Não lhe demos razão, mas teríamos lhe dado um bom par de estalos, ou talvez uns pontapés, se tivesse cara e cu para isso, o que não era o caso, devido à quantidade de ossos que era mais abundante do que a carne que os circundava.

– Palhaço do caralho . . .

Dizia o Dias depois de tirar o produto de dentro do maço vazio, e de o passar pelo nariz para tirar a prova do cheiro. Não que fosse entendido na matéria, mas para haxixe haveria de ter um cheiro bem melhor do que aquela pequena quantidade de esterco seco que Viki colhera algures lá nas cortes de sua casa, ou de algum vizinho.

– Então . . .? – perguntei curioso – que se passa?

– Que se passa? Cabrao, bem poderia trazer os bois também.

E segurando a merda pela ponta dos dedos, voltou a cheirar.

– Isto é esterco . . . sorte a dele que está seco.

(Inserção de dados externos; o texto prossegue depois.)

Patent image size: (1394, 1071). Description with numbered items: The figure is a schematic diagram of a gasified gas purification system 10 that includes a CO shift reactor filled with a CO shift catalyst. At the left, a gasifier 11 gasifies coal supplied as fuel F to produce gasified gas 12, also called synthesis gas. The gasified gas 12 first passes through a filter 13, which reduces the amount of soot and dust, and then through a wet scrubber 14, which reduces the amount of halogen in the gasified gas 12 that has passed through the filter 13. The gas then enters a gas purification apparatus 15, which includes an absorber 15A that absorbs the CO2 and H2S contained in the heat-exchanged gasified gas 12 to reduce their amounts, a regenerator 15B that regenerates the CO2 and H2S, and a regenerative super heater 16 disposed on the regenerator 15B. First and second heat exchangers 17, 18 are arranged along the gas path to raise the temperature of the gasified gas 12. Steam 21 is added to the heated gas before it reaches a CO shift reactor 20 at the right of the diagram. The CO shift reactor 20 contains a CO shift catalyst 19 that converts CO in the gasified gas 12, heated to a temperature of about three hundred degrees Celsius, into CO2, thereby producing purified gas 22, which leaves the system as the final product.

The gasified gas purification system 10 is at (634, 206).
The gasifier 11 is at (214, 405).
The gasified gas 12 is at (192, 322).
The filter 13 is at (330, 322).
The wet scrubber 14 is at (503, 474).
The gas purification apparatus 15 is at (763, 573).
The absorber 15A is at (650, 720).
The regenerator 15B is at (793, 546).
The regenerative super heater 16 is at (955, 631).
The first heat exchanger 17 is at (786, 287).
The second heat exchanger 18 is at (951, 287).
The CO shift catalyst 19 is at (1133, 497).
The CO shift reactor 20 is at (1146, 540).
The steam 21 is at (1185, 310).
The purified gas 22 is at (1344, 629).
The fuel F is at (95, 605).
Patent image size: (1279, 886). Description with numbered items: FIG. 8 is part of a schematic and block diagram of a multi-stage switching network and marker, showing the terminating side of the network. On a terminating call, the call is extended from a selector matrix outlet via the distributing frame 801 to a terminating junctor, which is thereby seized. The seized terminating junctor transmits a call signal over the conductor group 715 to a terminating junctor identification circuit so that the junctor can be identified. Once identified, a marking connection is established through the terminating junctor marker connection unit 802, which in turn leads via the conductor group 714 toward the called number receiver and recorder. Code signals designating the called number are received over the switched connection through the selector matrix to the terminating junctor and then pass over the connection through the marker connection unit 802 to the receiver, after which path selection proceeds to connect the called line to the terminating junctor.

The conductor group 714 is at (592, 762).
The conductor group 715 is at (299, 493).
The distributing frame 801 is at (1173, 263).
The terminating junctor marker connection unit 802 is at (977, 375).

Dominado pela ânsia de poder experimentar pela primeira vez um charro, ainda me restava alguma esperança, e talvez o Dias estivesse enganado, afinal, tal como eu, era laico na matéria.

– Deixa lá ver… – peguei no naco pela ponta dos dedos, e na ponta dos dedos o deixei. Passei-lhe as narinas por perto, fazendo um movimento com a cabeça da direita para a esquerda, e como não estava certo de ter cheirado alguma coisa, voltei a repetir o gesto, mas agora em sentido inverso. Parei. Inclinei ligeiramente a cabeça e revirei os olhos. Estava só a pensar. Acontece-me de tempos a tempos, especialmente se não consigo chegar a uma conclusão.

Acho que tens razão…, mas, mesmo assim não sei . . . a mim não me cheira a nada.

– Está seco – aventurou o Dias – apetecia-me meter-lhe esta merda pelas goelas abaixo.

Estava assim frustrada a primeira tentativa de fumar uma ganza de haxixe, do qual, nós nem sabíamos de que cor ou cheiro ele seria, mas certamente um pedaço de esterco seco, enrolado numa mortalha, não produziria o mesmo efeito.

Um pouco desanimados, zangados até pelo arrojo do artista, ainda voltamos a passar pelo café, talvez para lhe atestar uns bons cachaços, ou como sugerira o Dias, abrir-lhe as goelas com as duas mãos e meter-lhe o produto lá bem para o fundo, quem sabe até aproveitar para levar a mão ao seu estômago e virá-lo do avesso, mas com os quinhentos escudos que lhe tínhamos dado pelo adubo bovino, já ele se tinha posto a milhas.

(O Patinho Feio – capítulo 3)

António Magalhães

 

Esta publicação é da responsabilidade exclusiva do seu autor.